NASCAR Sprint Cup Series: Racing & Political Drama In NRA 500

It’s a Saturday night edition of the NASCAR Sprint Cup Series this week, as the NRA 500 goes from Fort Worth this evening on Fox at 7:30 PM ET. Kyle Busch, currently running a strong fourth place overall, grabbed the pole.  Although, at a track that tends to offer fluid racing and ease of passing, the pole is not likely to matter all that much.

What does matter is that Jimmie Johnson is opening up a lead on the rest of the field in the points standings. JJ’s win last week in Martinsville moved him 16 points ahead of Brad Keselowski. Now with 19 races before the playoffs start, that’s hardly some insurmountable gap. But it’s at least a noteworthy gap, and more important is that Johnson now has two wins while Keselowski has yet to take the checkered flag in 2013. Casual NASCAR fans be reminded—when the playoffs start, the standings are recalibrated in a way that reward wins.

Wins are also the first criteria for wild-card qualification, the two playoff spots that go outside the Top 10 and we have some intrigue in that no one outside the top 10 has yet to win a race. Joey Logano and Jeff Gordon are officially in 11th and 12th in the points standings, and that’s the next tiebreaker after wins. But the current landscape has to provide some relief to Tony Stewart. The two-time champion is off to a rough start and he’s 72 points out of 10th right now. But he’s just one win from moving to the top of the wild-card standings.

Johnson and Kyle Busch are co-favorites this week in Fort Worth, each going off at 6-1. Keselowski and Greg Biffle—currently tied for fifth overall—are at 7-1, Carl Edwards is at 10-1 and then you have a quartet of Matt Kenseth, Kasey Kahne, Stewart, and Gordon at 12-1. The betting lines normally aren’t this packed, and Johnson normally does not share the favorite’s role. There’s clearly some division among the smart money this time around, which heightens the intrigue for tonight.

THE ROLE OF THE NRA

The intrigue is already heightened for this race, in light of the current flap over the NRA’s sponsorship of the race. If you don’t follow politics, there’s currently escalating drama in Washington as the votes on gun control proposals put forth in the immediate aftermath of the Sandy Hook tragedy in Connecticut last December are coming up and the lobbying has intensified. The NRA is quite obviously involved in that process and Chris Murphy, a Democratic senator from Connecticut, is saying that Fox shouldn’t televise this race because of it.

I believe in the separation of sports and politics. Our current climate is one where politically-inclined people not only agree on less, but have a decreasing ability to communicate with each other civilly. We can thank the current generation of D.C. strategists and grass-roots activists, who have profited by whipping people up into a froth against each other.

The arenas of popular culture—sports being a primary one—are the places where people of differing sides can come together, share some common enjoyment and remind themselves that however much they might disagree at the ballot box, their opponents are still human and that probably about 90 percent of the people on either side of the aisle really do just want what they think is best for everyone.

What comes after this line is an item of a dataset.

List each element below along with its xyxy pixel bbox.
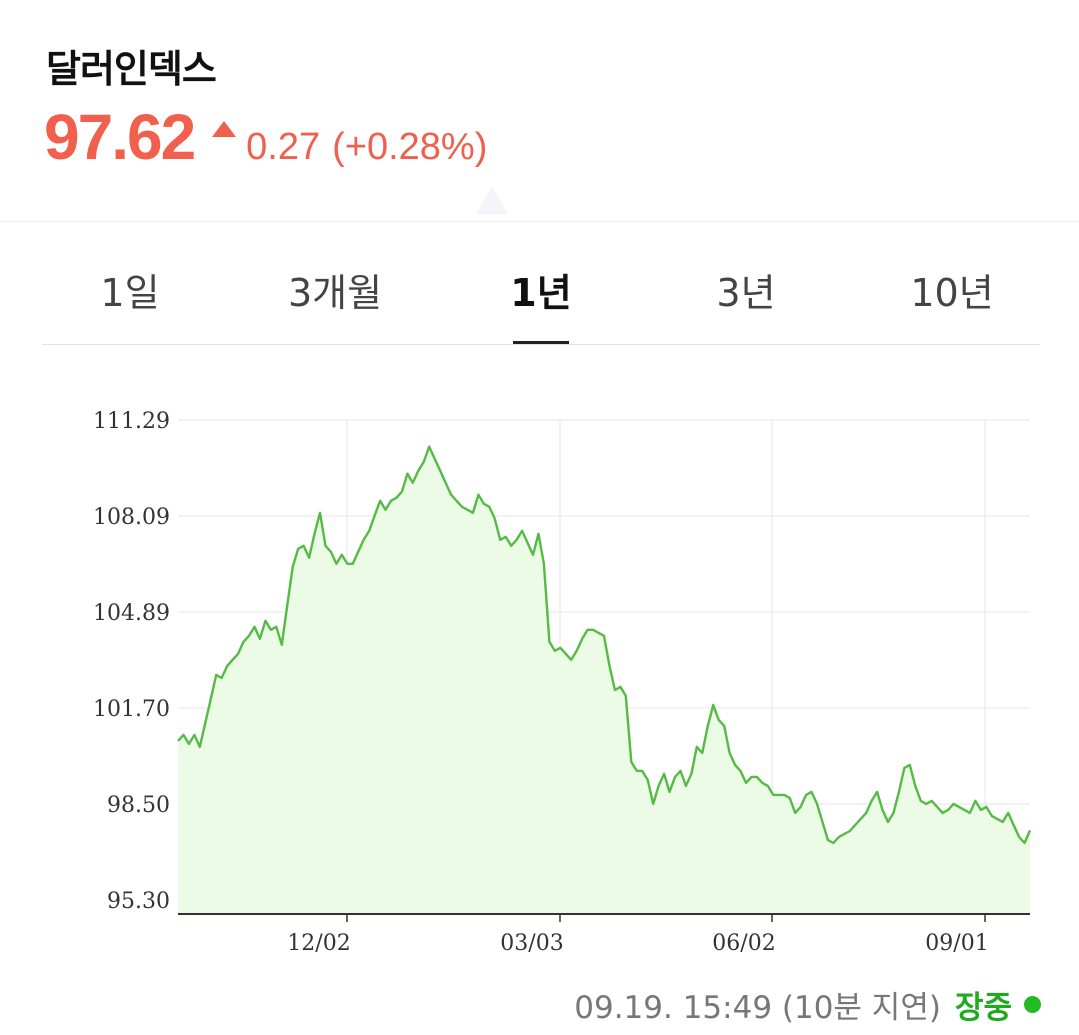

In that light, if NASCAR wants to make a determination not to have political organizations sponsoring their races, I’m okay with it. What I am not okay with is Senator Murphy’s obvious attempt at political grandstanding. Would he be this outraged if the Planned Parenthood 500 was getting set to run? For that matter, even allowing for NRA sponsorship, would he be this upset if MSNBC was the network who owned the television rights? This is just an attempt by a self-aggrandizing politician to interject himself where he doesn’t belong, to embarrass an organization and a network that he has political disagreements with.

Whatever you think of the current gun proposals being debated (a federal background check is the primary one on the line right now), the National Rifle Association did not cause the tragedy at Newtown last December, either directly or indirectly. No one has shown any evidence that the killer, Adam Lanza, was in any way shape or form influenced by the NRA.  To tie him to the millions of ordinary citizens who are in the organization is guilt-by-association, a tactic that was forever discredited during the McCarthy hearings.

For the record and for full disclosure, I don’t own a gun, I’m for the background check legislation being debated, and have mixed views on the assault weapons ban that preceded this. But I feel even more strongly that if everyone who owned a gun was registered with the NRA and was a part of their gun safety programs, that the world would be a safer place. I further think that NRA is right in assuming its political opponents—Senator Murphy included—have larger designs for gun regulation than they’ll reveal right now.

But what I think or don’t think about the specifics of the NRA’s political program is frankly irrelevant. What’s relevant is that Senator Murphy is trying to politicize a facet of American culture in a way that’s inappropriate and inconsistent. Perhaps, in time, NASCAR will decide that the involvement of political organizations is more trouble than it’s worth, and so long as that verdict is enforced equally across the board, I’m okay with it.

Somewhere along the line, there needs to be venues of popular culture where people can all get along, while the bigger picture issues work themselves out. Sports is one of them. Let’s make sure it remains so and resist the politicans and grass-roots activists who insist otherwise.